Though the pair is adept at wrestling technology into submission — the sampled drums on "End of Time" are a striking emulation of "When the Levee Breaks" — they just as often let it lead them into territory where they ordinarily wouldn't tread. On first listen, the sophisti-pop beat of "Death and Love' is disconcertingly smooth and shiny. As Hitchcock explains in a video on his YouTube channel, this is his interpretation of "Bryan Ferry channeling Woody Allen by a swimming pool in Mallorca" — a universe where all edges are rounded off, but at the core is a bitter nugget of mortality that's pure Hitchcock: "Life is flowing through us like a river / Soon there won't be nothin' left / Through the dark canals of Venice / Hand in hand with love and death."
The record continues his career-long tradition of finding collaborators whose approach, though possibly wildly different, perfectly complements his own. "There's an intimacy in playing and singing with others," says Hitchcock. "A corridor opens into your soul, and you can briefly see a long way into each other. It's almost embarrassing at times."
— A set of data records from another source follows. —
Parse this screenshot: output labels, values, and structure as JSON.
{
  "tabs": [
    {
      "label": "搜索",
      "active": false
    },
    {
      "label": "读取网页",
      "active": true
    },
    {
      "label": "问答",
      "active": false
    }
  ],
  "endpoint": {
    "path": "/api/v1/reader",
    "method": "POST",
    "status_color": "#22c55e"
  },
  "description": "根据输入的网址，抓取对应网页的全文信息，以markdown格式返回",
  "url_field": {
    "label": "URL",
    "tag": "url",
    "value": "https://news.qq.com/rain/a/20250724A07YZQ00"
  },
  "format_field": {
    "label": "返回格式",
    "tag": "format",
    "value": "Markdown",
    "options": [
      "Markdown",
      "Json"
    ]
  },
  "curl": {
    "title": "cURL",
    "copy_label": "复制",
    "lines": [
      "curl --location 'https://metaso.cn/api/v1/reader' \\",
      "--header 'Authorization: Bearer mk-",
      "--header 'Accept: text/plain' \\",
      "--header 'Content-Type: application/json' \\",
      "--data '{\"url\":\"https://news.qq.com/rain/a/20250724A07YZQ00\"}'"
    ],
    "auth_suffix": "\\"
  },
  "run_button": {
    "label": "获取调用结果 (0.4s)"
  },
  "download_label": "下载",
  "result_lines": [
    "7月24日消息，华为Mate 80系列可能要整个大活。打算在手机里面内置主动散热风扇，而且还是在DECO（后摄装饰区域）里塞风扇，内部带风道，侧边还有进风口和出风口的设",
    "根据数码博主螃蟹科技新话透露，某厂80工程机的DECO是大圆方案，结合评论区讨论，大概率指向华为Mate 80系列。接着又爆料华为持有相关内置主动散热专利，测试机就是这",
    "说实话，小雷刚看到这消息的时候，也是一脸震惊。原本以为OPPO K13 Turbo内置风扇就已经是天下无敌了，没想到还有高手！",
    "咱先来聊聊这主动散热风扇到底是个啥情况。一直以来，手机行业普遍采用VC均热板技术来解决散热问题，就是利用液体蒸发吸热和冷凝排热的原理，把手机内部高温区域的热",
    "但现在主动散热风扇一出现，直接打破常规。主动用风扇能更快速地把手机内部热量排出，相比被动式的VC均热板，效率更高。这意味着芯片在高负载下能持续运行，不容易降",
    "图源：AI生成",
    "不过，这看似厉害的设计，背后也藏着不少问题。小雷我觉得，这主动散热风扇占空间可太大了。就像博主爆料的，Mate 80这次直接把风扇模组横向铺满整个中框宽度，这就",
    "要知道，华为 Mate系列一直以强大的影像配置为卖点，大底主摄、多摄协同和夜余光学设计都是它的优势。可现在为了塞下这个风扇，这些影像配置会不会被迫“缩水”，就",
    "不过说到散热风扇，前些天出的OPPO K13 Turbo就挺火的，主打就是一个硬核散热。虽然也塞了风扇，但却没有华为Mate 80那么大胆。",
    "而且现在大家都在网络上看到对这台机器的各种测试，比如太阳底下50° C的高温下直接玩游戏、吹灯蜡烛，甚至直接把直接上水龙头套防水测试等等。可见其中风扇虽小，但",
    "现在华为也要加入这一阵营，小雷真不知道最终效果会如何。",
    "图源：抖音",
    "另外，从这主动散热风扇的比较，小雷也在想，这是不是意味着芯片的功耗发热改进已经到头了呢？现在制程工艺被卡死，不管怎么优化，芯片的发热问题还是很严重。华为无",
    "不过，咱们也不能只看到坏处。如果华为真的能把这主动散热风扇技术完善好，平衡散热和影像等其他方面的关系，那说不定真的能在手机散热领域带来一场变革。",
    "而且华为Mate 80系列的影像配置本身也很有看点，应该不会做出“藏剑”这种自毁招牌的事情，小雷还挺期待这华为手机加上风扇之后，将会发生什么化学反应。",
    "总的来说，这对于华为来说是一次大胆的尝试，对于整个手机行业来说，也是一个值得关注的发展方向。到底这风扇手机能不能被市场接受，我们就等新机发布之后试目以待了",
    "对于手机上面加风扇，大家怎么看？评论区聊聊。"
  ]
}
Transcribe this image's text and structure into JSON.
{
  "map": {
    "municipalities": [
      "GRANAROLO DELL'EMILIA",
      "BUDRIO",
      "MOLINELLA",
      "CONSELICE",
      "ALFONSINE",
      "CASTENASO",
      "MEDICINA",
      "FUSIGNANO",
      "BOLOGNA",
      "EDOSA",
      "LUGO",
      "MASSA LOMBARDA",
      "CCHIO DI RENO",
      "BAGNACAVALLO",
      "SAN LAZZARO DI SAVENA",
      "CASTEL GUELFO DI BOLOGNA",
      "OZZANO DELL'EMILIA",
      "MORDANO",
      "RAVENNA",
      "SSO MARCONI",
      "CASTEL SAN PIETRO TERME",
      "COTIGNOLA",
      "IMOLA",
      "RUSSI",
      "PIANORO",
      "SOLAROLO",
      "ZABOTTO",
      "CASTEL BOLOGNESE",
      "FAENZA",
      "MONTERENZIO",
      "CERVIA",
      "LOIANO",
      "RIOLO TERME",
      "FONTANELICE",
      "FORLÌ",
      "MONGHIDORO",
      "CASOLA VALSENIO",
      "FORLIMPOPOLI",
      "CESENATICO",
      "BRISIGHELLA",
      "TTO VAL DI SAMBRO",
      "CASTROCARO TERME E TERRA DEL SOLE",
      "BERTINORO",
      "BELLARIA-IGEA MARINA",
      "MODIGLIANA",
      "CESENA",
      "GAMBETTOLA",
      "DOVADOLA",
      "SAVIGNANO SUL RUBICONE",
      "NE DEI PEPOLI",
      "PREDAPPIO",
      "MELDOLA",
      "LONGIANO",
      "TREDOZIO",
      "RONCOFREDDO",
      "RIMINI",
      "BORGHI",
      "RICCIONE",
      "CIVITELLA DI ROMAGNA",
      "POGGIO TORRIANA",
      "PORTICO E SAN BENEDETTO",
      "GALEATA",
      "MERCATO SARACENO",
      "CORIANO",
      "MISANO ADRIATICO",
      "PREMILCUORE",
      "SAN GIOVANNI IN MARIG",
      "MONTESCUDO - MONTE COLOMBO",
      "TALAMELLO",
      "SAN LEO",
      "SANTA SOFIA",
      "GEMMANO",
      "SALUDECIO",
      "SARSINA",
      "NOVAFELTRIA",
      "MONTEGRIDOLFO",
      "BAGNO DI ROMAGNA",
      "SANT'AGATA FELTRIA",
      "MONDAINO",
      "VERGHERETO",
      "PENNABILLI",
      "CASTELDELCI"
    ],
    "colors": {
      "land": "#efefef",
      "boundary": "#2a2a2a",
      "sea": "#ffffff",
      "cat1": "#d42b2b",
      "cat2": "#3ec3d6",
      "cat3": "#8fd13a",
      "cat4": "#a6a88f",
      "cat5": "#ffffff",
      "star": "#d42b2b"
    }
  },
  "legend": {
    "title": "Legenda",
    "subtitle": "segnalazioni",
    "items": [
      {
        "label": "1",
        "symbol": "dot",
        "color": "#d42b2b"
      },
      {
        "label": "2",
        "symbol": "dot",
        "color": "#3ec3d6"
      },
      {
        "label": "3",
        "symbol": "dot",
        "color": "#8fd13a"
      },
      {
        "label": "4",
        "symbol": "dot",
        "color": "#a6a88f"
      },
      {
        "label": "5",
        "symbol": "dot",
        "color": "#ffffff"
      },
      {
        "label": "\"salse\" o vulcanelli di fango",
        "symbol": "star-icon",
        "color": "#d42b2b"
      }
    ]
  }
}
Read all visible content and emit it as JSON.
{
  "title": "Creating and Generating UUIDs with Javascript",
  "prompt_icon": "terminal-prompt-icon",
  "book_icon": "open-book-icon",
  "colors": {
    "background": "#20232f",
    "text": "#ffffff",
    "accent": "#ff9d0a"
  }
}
Though recent records have featured renowned musicians like Gillian Welch and Nick Lowe, contributors to Love From London come from all across Hitchcock's social sphere, including vocalist Lucy Parnell, daughter of a friend from the Soft Boys days. Anne Lise Frøkedal is part of Norwegian psych-pop group I Was a King, whose You Love It Here Hitchcock co-produced with Teenage Fanclub's Norman Blake. Following his performance in Nashville, Hitchcock will fly to Oslo to work on their next record. "You never know who you are going to meet, and how they might affect you," he explains. "I don't trawl for musicians, but I often find them in my net."
On balance, Hitchcock rates the experiment a success, but he already has plans to take his upcoming project in a different direction: "I can see the fun in working that way, although my next recordings will be live, acoustic and with no rhythm section."
Right after we got in touch, Hitchcock was spotted sitting in with Chris Pickering at The 5 Spot, increasing the likelihood that we may find locals among the credits. But no matter who contributes or what guise the new work takes, Hitchcock guarantees us that it will bear the hallmarks of his off-kilter humanism.
"I wish I could steer my songs into anything; that would be helpful in a way that 'Masters of War' or 'Give Peace a Chance' helped a cause. But my songs have their own agenda. Which must be mine, of course."